What is K-means? How can you select K for K-means?
Elbow method : Calculate the Within-Cluster-Sum of Squared Errors (WSS) for different values of k, and choose the k for which WSS first starts to diminish. In the plot of WSS-versus-k, this is visible as an elbow.
Silhouette method : The silhouette value measures how similar a point is to its own cluster (cohesion) compared to other clusters (separation).The range of the Silhouette value is between +1 and -1. A high value is desirable and indicates that the point is placed in the correct cluster. If many points have a negative Silhouette value, it may indicate that we have created too many or too few clusters.

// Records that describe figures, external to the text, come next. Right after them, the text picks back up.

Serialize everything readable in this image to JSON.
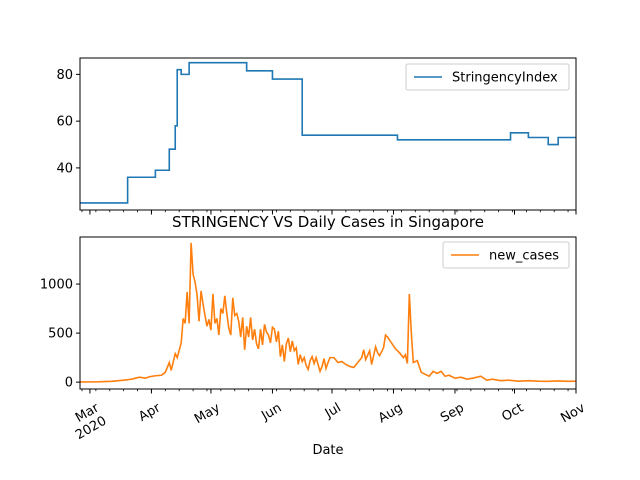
{
  "chart_data": {
    "type": "line",
    "title": "STRINGENCY VS Daily Cases in Singapore",
    "xlabel": "Date",
    "x_range": [
      "2020-02-25",
      "2020-11-01"
    ],
    "x_ticks": [
      {
        "date": "2020-03-01",
        "label": "Mar",
        "sublabel": "2020"
      },
      {
        "date": "2020-04-01",
        "label": "Apr"
      },
      {
        "date": "2020-05-01",
        "label": "May"
      },
      {
        "date": "2020-06-01",
        "label": "Jun"
      },
      {
        "date": "2020-07-01",
        "label": "Jul"
      },
      {
        "date": "2020-08-01",
        "label": "Aug"
      },
      {
        "date": "2020-09-01",
        "label": "Sep"
      },
      {
        "date": "2020-10-01",
        "label": "Oct"
      },
      {
        "date": "2020-11-01",
        "label": "Nov"
      }
    ],
    "subplots": [
      {
        "ylim": [
          22,
          87
        ],
        "y_ticks": [
          "40",
          "60",
          "80"
        ],
        "legend_position": "top-right",
        "series": [
          {
            "name": "StringencyIndex",
            "color": "#1f77b4",
            "step": true,
            "points": [
              [
                "2020-02-25",
                25
              ],
              [
                "2020-03-20",
                36
              ],
              [
                "2020-04-03",
                39
              ],
              [
                "2020-04-10",
                48
              ],
              [
                "2020-04-13",
                58
              ],
              [
                "2020-04-14",
                82
              ],
              [
                "2020-04-16",
                80
              ],
              [
                "2020-04-20",
                85
              ],
              [
                "2020-05-19",
                81.5
              ],
              [
                "2020-06-01",
                78
              ],
              [
                "2020-06-16",
                54
              ],
              [
                "2020-08-03",
                52
              ],
              [
                "2020-09-29",
                55
              ],
              [
                "2020-10-08",
                53
              ],
              [
                "2020-10-18",
                50
              ],
              [
                "2020-10-23",
                53
              ],
              [
                "2020-11-01",
                53
              ]
            ]
          }
        ]
      },
      {
        "ylim": [
          -70,
          1480
        ],
        "y_ticks": [
          "0",
          "500",
          "1000"
        ],
        "legend_position": "top-right",
        "series": [
          {
            "name": "new_cases",
            "color": "#ff7f0e",
            "step": false,
            "points": [
              [
                "2020-02-25",
                2
              ],
              [
                "2020-03-05",
                3
              ],
              [
                "2020-03-12",
                8
              ],
              [
                "2020-03-18",
                20
              ],
              [
                "2020-03-22",
                30
              ],
              [
                "2020-03-26",
                50
              ],
              [
                "2020-03-29",
                40
              ],
              [
                "2020-03-31",
                55
              ],
              [
                "2020-04-03",
                65
              ],
              [
                "2020-04-06",
                70
              ],
              [
                "2020-04-08",
                100
              ],
              [
                "2020-04-10",
                200
              ],
              [
                "2020-04-11",
                120
              ],
              [
                "2020-04-13",
                290
              ],
              [
                "2020-04-14",
                250
              ],
              [
                "2020-04-16",
                400
              ],
              [
                "2020-04-17",
                650
              ],
              [
                "2020-04-18",
                600
              ],
              [
                "2020-04-19",
                920
              ],
              [
                "2020-04-20",
                600
              ],
              [
                "2020-04-21",
                1420
              ],
              [
                "2020-04-22",
                1100
              ],
              [
                "2020-04-23",
                1020
              ],
              [
                "2020-04-24",
                890
              ],
              [
                "2020-04-25",
                620
              ],
              [
                "2020-04-26",
                930
              ],
              [
                "2020-04-27",
                800
              ],
              [
                "2020-04-28",
                680
              ],
              [
                "2020-04-29",
                570
              ],
              [
                "2020-04-30",
                640
              ],
              [
                "2020-05-01",
                530
              ],
              [
                "2020-05-02",
                900
              ],
              [
                "2020-05-03",
                600
              ],
              [
                "2020-05-04",
                650
              ],
              [
                "2020-05-05",
                480
              ],
              [
                "2020-05-06",
                750
              ],
              [
                "2020-05-07",
                700
              ],
              [
                "2020-05-08",
                880
              ],
              [
                "2020-05-09",
                700
              ],
              [
                "2020-05-10",
                550
              ],
              [
                "2020-05-11",
                480
              ],
              [
                "2020-05-12",
                860
              ],
              [
                "2020-05-13",
                680
              ],
              [
                "2020-05-14",
                700
              ],
              [
                "2020-05-15",
                620
              ],
              [
                "2020-05-16",
                460
              ],
              [
                "2020-05-17",
                660
              ],
              [
                "2020-05-18",
                330
              ],
              [
                "2020-05-19",
                570
              ],
              [
                "2020-05-20",
                460
              ],
              [
                "2020-05-21",
                660
              ],
              [
                "2020-05-22",
                430
              ],
              [
                "2020-05-23",
                540
              ],
              [
                "2020-05-24",
                390
              ],
              [
                "2020-05-25",
                340
              ],
              [
                "2020-05-26",
                540
              ],
              [
                "2020-05-27",
                380
              ],
              [
                "2020-05-28",
                590
              ],
              [
                "2020-05-29",
                510
              ],
              [
                "2020-05-30",
                480
              ],
              [
                "2020-05-31",
                400
              ],
              [
                "2020-06-01",
                560
              ],
              [
                "2020-06-02",
                540
              ],
              [
                "2020-06-03",
                410
              ],
              [
                "2020-06-04",
                520
              ],
              [
                "2020-06-05",
                260
              ],
              [
                "2020-06-06",
                380
              ],
              [
                "2020-06-07",
                210
              ],
              [
                "2020-06-08",
                390
              ],
              [
                "2020-06-09",
                450
              ],
              [
                "2020-06-10",
                310
              ],
              [
                "2020-06-11",
                420
              ],
              [
                "2020-06-12",
                320
              ],
              [
                "2020-06-13",
                350
              ],
              [
                "2020-06-14",
                180
              ],
              [
                "2020-06-15",
                280
              ],
              [
                "2020-06-16",
                210
              ],
              [
                "2020-06-17",
                250
              ],
              [
                "2020-06-18",
                170
              ],
              [
                "2020-06-19",
                130
              ],
              [
                "2020-06-20",
                220
              ],
              [
                "2020-06-21",
                260
              ],
              [
                "2020-06-22",
                190
              ],
              [
                "2020-06-23",
                250
              ],
              [
                "2020-06-24",
                180
              ],
              [
                "2020-06-25",
                110
              ],
              [
                "2020-06-26",
                160
              ],
              [
                "2020-06-27",
                240
              ],
              [
                "2020-06-28",
                140
              ],
              [
                "2020-06-29",
                200
              ],
              [
                "2020-06-30",
                250
              ],
              [
                "2020-07-02",
                250
              ],
              [
                "2020-07-04",
                200
              ],
              [
                "2020-07-06",
                210
              ],
              [
                "2020-07-08",
                180
              ],
              [
                "2020-07-10",
                160
              ],
              [
                "2020-07-12",
                150
              ],
              [
                "2020-07-14",
                200
              ],
              [
                "2020-07-16",
                250
              ],
              [
                "2020-07-17",
                330
              ],
              [
                "2020-07-18",
                230
              ],
              [
                "2020-07-20",
                320
              ],
              [
                "2020-07-21",
                180
              ],
              [
                "2020-07-23",
                360
              ],
              [
                "2020-07-24",
                300
              ],
              [
                "2020-07-25",
                270
              ],
              [
                "2020-07-27",
                350
              ],
              [
                "2020-07-28",
                480
              ],
              [
                "2020-07-29",
                460
              ],
              [
                "2020-07-31",
                400
              ],
              [
                "2020-08-02",
                340
              ],
              [
                "2020-08-04",
                300
              ],
              [
                "2020-08-06",
                250
              ],
              [
                "2020-08-07",
                280
              ],
              [
                "2020-08-08",
                190
              ],
              [
                "2020-08-09",
                900
              ],
              [
                "2020-08-10",
                500
              ],
              [
                "2020-08-11",
                200
              ],
              [
                "2020-08-13",
                220
              ],
              [
                "2020-08-15",
                100
              ],
              [
                "2020-08-17",
                80
              ],
              [
                "2020-08-19",
                60
              ],
              [
                "2020-08-21",
                110
              ],
              [
                "2020-08-23",
                90
              ],
              [
                "2020-08-25",
                110
              ],
              [
                "2020-08-27",
                60
              ],
              [
                "2020-08-29",
                70
              ],
              [
                "2020-09-01",
                40
              ],
              [
                "2020-09-04",
                50
              ],
              [
                "2020-09-07",
                30
              ],
              [
                "2020-09-10",
                40
              ],
              [
                "2020-09-14",
                60
              ],
              [
                "2020-09-17",
                20
              ],
              [
                "2020-09-20",
                30
              ],
              [
                "2020-09-24",
                15
              ],
              [
                "2020-09-28",
                20
              ],
              [
                "2020-10-03",
                10
              ],
              [
                "2020-10-08",
                15
              ],
              [
                "2020-10-13",
                10
              ],
              [
                "2020-10-18",
                8
              ],
              [
                "2020-10-23",
                12
              ],
              [
                "2020-10-28",
                8
              ],
              [
                "2020-11-01",
                10
              ]
            ]
          }
        ]
      }
    ]
  }
}
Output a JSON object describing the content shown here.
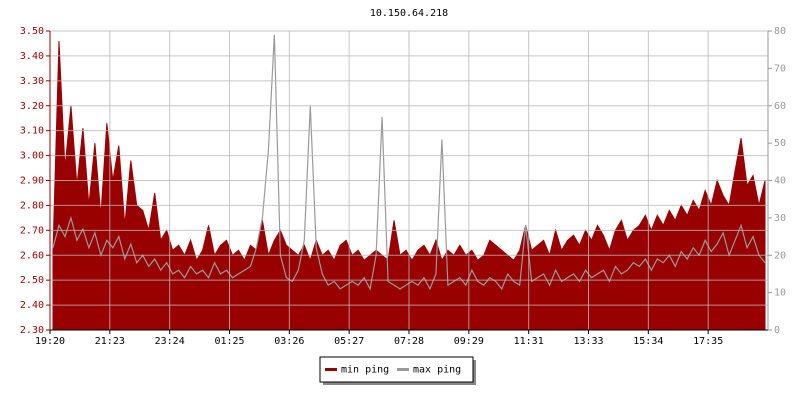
{
  "chart_data": {
    "type": "area",
    "title": "10.150.64.218",
    "categories": [
      "19:20",
      null,
      null,
      null,
      null,
      null,
      null,
      null,
      null,
      null,
      "21:23",
      null,
      null,
      null,
      null,
      null,
      null,
      null,
      null,
      null,
      "23:24",
      null,
      null,
      null,
      null,
      null,
      null,
      null,
      null,
      null,
      "01:25",
      null,
      null,
      null,
      null,
      null,
      null,
      null,
      null,
      null,
      "03:26",
      null,
      null,
      null,
      null,
      null,
      null,
      null,
      null,
      null,
      "05:27",
      null,
      null,
      null,
      null,
      null,
      null,
      null,
      null,
      null,
      "07:28",
      null,
      null,
      null,
      null,
      null,
      null,
      null,
      null,
      null,
      "09:29",
      null,
      null,
      null,
      null,
      null,
      null,
      null,
      null,
      null,
      "11:31",
      null,
      null,
      null,
      null,
      null,
      null,
      null,
      null,
      null,
      "13:33",
      null,
      null,
      null,
      null,
      null,
      null,
      null,
      null,
      null,
      "15:34",
      null,
      null,
      null,
      null,
      null,
      null,
      null,
      null,
      null,
      "17:35",
      null,
      null,
      null,
      null,
      null,
      null,
      null,
      null,
      null
    ],
    "series": [
      {
        "name": "min ping",
        "color": "#990000",
        "style": "area",
        "axis": "y",
        "values": [
          2.62,
          3.46,
          2.95,
          3.2,
          2.88,
          3.11,
          2.8,
          3.05,
          2.76,
          3.13,
          2.9,
          3.04,
          2.72,
          2.98,
          2.8,
          2.78,
          2.7,
          2.85,
          2.66,
          2.7,
          2.62,
          2.64,
          2.6,
          2.66,
          2.58,
          2.62,
          2.72,
          2.6,
          2.64,
          2.66,
          2.6,
          2.62,
          2.58,
          2.64,
          2.62,
          2.74,
          2.6,
          2.66,
          2.7,
          2.64,
          2.62,
          2.6,
          2.64,
          2.58,
          2.66,
          2.6,
          2.62,
          2.58,
          2.64,
          2.66,
          2.6,
          2.62,
          2.58,
          2.6,
          2.62,
          2.6,
          2.58,
          2.74,
          2.6,
          2.62,
          2.58,
          2.62,
          2.64,
          2.6,
          2.66,
          2.58,
          2.62,
          2.6,
          2.64,
          2.6,
          2.62,
          2.58,
          2.6,
          2.66,
          2.64,
          2.62,
          2.6,
          2.58,
          2.62,
          2.72,
          2.62,
          2.64,
          2.66,
          2.6,
          2.7,
          2.62,
          2.66,
          2.68,
          2.64,
          2.7,
          2.66,
          2.72,
          2.68,
          2.62,
          2.7,
          2.74,
          2.66,
          2.7,
          2.72,
          2.76,
          2.7,
          2.76,
          2.72,
          2.78,
          2.74,
          2.8,
          2.76,
          2.82,
          2.78,
          2.86,
          2.8,
          2.9,
          2.84,
          2.8,
          2.94,
          3.07,
          2.88,
          2.92,
          2.8,
          2.9
        ]
      },
      {
        "name": "max ping",
        "color": "#999999",
        "style": "line",
        "axis": "y2",
        "values": [
          22,
          28,
          25,
          30,
          24,
          27,
          22,
          26,
          20,
          24,
          22,
          25,
          19,
          23,
          18,
          20,
          17,
          19,
          16,
          18,
          15,
          16,
          14,
          17,
          15,
          16,
          14,
          18,
          15,
          16,
          14,
          15,
          16,
          17,
          22,
          30,
          48,
          79,
          20,
          14,
          13,
          16,
          24,
          60,
          22,
          15,
          12,
          13,
          11,
          12,
          13,
          12,
          14,
          11,
          20,
          57,
          13,
          12,
          11,
          12,
          13,
          12,
          14,
          11,
          15,
          51,
          12,
          13,
          14,
          12,
          16,
          13,
          12,
          14,
          13,
          11,
          15,
          13,
          12,
          28,
          13,
          14,
          15,
          12,
          16,
          13,
          14,
          15,
          13,
          16,
          14,
          15,
          16,
          13,
          17,
          15,
          16,
          18,
          17,
          19,
          16,
          19,
          18,
          20,
          17,
          21,
          19,
          22,
          20,
          24,
          21,
          23,
          26,
          20,
          24,
          28,
          22,
          25,
          20,
          18
        ]
      }
    ],
    "ylim": [
      2.3,
      3.5
    ],
    "yticks": [
      {
        "value": 2.3,
        "label": "2.30"
      },
      {
        "value": 2.4,
        "label": "2.40"
      },
      {
        "value": 2.5,
        "label": "2.50"
      },
      {
        "value": 2.6,
        "label": "2.60"
      },
      {
        "value": 2.7,
        "label": "2.70"
      },
      {
        "value": 2.8,
        "label": "2.80"
      },
      {
        "value": 2.9,
        "label": "2.90"
      },
      {
        "value": 3.0,
        "label": "3.00"
      },
      {
        "value": 3.1,
        "label": "3.10"
      },
      {
        "value": 3.2,
        "label": "3.20"
      },
      {
        "value": 3.3,
        "label": "3.30"
      },
      {
        "value": 3.4,
        "label": "3.40"
      },
      {
        "value": 3.5,
        "label": "3.50"
      }
    ],
    "y2lim": [
      0,
      80
    ],
    "y2ticks": [
      0,
      10,
      20,
      30,
      40,
      50,
      60,
      70,
      80
    ],
    "grid": true,
    "legend": "bottom"
  }
}
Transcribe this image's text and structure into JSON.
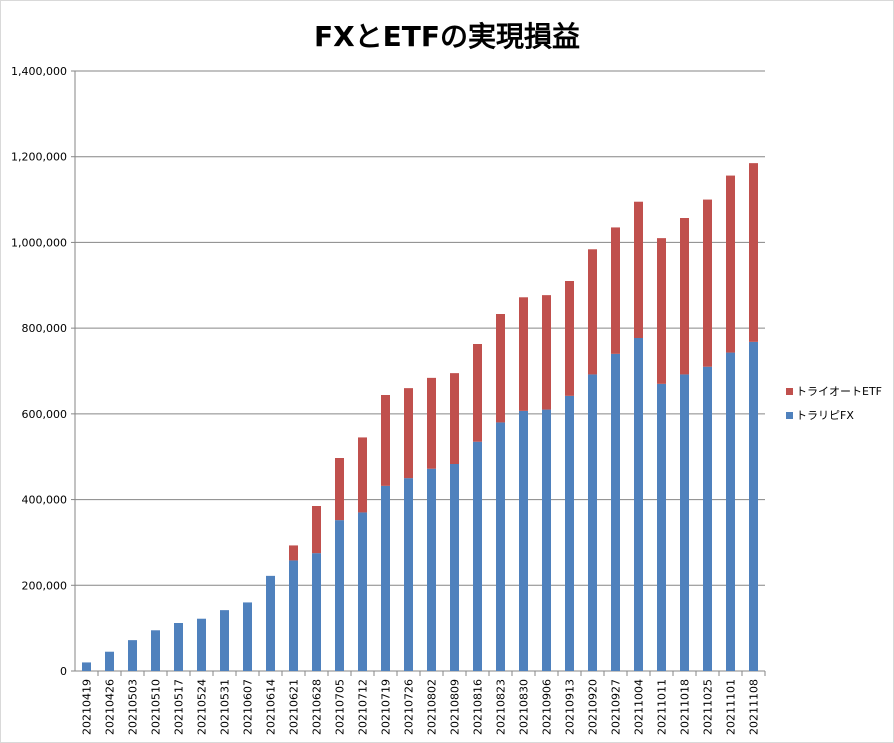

ref:https://towardsdatascience.com/10-tips-for-choosing-the-optimal-number-of-clusters-277e93d72d92
The k-means clustering algorithm splits an entire data into k sets. Each set contains a centroid, and the distance between the centroid and all the individual points in the set is minimized. To find those k centroids and their associated data points, this algorithm is followed:
-
Obtain the entire data set and randomly assign k centroids. (Those k centroids can be the first k data points.)
-
For each data point,
-
Calculate the absolute distance between the point and each of the k centroids.
-
The data point then becomes part of the the group of the centroid that corresponds to the data point’s minimum distance.
-
To update each centroid, take the mean of all the points inside its group.
-
Repeat steps 2 and 3 if the centroids have changed in step 3.
-
You are finished with the algorithm.